As for my marriage, I still resent my husband for not being in the hospital day and night with my son and me (of course, he couldn’t—he was taking care of our other son), and for my having to endure this all alone.
So how does one deal with a tragedy when one does not believe that everything happens for a reason? I actually don’t have the answer. Sorry. In a better essay, the answer might be that even if you do not believe that an event was “meant to happen,” the experience is still important, because it will change you. You will learn how to endure hardship and you will be stronger and braver, in a way that only a mother who saw her child lying with his chest open can be. Blah blah blah.

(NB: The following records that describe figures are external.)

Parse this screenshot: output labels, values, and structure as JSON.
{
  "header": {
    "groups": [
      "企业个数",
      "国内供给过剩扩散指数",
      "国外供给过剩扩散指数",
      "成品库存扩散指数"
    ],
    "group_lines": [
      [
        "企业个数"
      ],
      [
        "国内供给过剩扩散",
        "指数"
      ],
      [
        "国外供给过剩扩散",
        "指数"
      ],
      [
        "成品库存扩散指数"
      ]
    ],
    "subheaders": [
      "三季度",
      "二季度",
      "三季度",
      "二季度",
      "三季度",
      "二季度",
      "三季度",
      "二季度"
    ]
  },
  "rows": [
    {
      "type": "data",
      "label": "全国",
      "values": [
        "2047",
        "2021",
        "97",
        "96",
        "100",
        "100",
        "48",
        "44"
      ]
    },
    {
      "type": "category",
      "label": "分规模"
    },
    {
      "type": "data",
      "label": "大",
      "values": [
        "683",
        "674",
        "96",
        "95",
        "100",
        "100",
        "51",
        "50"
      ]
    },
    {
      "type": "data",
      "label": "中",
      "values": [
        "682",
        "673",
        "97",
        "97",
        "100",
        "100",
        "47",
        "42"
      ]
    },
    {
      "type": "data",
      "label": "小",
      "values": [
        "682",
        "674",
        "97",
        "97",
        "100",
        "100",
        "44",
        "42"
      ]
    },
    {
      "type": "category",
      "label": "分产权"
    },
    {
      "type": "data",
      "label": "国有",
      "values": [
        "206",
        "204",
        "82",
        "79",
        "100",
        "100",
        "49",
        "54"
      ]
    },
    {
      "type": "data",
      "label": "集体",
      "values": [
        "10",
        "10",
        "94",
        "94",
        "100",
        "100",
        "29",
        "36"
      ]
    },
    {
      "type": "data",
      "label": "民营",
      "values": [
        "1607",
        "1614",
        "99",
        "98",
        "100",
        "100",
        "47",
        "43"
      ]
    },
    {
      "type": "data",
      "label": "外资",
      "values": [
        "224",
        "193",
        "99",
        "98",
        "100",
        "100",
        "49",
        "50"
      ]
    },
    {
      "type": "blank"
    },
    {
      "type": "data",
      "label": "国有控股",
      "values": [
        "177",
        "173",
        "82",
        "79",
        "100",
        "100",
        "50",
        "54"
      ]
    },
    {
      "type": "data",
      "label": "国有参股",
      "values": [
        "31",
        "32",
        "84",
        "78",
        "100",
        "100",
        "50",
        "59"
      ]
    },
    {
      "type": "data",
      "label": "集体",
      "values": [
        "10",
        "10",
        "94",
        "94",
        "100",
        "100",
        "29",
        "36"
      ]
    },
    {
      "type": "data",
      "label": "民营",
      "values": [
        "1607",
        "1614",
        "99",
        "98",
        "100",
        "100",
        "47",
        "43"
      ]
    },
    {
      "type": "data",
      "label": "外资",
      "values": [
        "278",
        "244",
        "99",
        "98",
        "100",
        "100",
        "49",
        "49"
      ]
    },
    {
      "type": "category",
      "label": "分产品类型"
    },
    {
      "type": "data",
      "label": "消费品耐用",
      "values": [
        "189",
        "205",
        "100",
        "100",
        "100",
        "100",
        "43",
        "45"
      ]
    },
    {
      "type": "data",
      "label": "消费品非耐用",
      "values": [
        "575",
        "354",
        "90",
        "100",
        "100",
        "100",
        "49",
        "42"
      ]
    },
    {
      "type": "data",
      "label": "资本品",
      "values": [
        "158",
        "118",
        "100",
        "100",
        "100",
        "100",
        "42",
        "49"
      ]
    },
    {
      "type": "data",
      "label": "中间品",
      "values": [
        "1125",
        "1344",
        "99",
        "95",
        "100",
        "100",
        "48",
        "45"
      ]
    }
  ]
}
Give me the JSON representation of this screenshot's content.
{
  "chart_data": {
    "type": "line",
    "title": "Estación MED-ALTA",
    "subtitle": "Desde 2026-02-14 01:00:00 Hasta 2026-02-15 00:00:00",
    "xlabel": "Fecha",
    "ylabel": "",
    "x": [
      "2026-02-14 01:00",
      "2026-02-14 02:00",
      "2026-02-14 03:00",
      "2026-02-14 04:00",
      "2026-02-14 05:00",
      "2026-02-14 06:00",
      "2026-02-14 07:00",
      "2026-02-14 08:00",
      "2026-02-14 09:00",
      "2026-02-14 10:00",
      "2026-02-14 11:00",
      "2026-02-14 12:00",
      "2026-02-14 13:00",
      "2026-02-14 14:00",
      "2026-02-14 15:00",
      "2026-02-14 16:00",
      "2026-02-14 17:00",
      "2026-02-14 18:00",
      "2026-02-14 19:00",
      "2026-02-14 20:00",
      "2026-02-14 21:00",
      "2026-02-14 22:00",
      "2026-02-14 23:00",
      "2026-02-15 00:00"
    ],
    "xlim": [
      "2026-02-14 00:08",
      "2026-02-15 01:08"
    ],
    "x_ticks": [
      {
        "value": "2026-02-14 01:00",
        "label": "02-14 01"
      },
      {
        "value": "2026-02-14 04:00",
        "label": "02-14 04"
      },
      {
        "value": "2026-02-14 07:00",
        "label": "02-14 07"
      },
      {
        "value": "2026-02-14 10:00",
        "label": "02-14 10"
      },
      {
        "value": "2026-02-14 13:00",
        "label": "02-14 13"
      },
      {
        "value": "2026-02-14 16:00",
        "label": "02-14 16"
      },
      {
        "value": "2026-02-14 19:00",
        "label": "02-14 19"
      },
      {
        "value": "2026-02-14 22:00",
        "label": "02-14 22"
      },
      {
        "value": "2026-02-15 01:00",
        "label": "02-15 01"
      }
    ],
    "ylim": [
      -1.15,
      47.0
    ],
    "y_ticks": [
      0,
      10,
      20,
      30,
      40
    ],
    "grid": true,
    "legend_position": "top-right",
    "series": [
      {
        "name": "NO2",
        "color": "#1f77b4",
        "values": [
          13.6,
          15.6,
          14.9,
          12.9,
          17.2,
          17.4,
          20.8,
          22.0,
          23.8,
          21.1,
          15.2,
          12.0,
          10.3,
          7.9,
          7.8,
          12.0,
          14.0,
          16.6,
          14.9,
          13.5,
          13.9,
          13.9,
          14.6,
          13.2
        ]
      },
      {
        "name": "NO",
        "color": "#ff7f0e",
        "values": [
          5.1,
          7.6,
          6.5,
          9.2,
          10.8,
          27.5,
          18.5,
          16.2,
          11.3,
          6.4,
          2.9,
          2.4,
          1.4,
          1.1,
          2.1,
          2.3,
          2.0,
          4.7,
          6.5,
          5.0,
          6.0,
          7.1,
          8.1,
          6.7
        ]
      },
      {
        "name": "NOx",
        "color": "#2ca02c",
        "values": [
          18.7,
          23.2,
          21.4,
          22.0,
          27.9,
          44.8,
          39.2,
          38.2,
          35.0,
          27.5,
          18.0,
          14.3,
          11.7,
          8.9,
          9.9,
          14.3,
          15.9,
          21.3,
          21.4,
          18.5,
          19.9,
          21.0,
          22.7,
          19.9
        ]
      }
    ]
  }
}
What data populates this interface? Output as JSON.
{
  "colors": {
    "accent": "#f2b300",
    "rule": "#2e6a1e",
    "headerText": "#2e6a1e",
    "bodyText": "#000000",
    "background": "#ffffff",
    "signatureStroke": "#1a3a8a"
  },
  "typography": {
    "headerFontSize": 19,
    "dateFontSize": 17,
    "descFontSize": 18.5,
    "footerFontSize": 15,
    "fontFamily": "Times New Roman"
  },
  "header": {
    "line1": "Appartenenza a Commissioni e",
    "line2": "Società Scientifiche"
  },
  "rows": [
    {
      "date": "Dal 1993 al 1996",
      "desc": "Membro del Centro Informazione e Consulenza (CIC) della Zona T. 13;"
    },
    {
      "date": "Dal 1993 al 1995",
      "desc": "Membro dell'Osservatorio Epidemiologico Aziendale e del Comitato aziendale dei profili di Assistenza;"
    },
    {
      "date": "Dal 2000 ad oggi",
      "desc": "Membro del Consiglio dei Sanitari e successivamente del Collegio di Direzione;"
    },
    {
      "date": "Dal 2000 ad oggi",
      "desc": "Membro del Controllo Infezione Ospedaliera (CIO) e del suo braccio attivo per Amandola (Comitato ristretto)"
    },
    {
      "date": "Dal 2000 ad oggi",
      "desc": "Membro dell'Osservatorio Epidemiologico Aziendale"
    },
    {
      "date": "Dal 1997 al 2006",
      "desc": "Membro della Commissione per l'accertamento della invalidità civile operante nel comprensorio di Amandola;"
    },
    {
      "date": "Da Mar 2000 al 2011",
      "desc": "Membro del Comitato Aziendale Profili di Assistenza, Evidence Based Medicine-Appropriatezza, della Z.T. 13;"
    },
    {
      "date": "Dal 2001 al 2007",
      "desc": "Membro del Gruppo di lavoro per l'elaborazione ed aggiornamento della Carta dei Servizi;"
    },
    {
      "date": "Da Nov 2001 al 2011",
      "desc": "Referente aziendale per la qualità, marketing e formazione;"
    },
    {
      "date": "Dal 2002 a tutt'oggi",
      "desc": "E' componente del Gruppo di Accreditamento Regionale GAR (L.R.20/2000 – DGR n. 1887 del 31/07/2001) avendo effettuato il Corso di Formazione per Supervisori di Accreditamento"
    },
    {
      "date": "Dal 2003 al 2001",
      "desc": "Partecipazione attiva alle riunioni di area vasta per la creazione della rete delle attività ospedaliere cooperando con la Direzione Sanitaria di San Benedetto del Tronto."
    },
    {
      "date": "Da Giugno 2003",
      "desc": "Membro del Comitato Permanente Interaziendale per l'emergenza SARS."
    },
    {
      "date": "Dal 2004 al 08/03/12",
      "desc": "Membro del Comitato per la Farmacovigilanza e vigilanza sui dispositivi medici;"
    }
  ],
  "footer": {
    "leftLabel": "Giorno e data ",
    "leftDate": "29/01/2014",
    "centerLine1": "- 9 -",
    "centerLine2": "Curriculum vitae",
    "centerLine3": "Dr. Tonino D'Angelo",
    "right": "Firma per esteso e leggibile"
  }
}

I am not braver. I am scared all the time for my son. And I am not stronger. I feel weak and vulnerable at any mention of his heart defect. How do I talk about it? Am I going to hijack the conversation? Get too many sympathy nods? But maybe that is exactly what I want. Maybe that is what I need. I don’t know.
In the end, I have found that being around other people undergoing similar experiences has helped the most. I guess because it allows me to see that I am not the only unlucky one.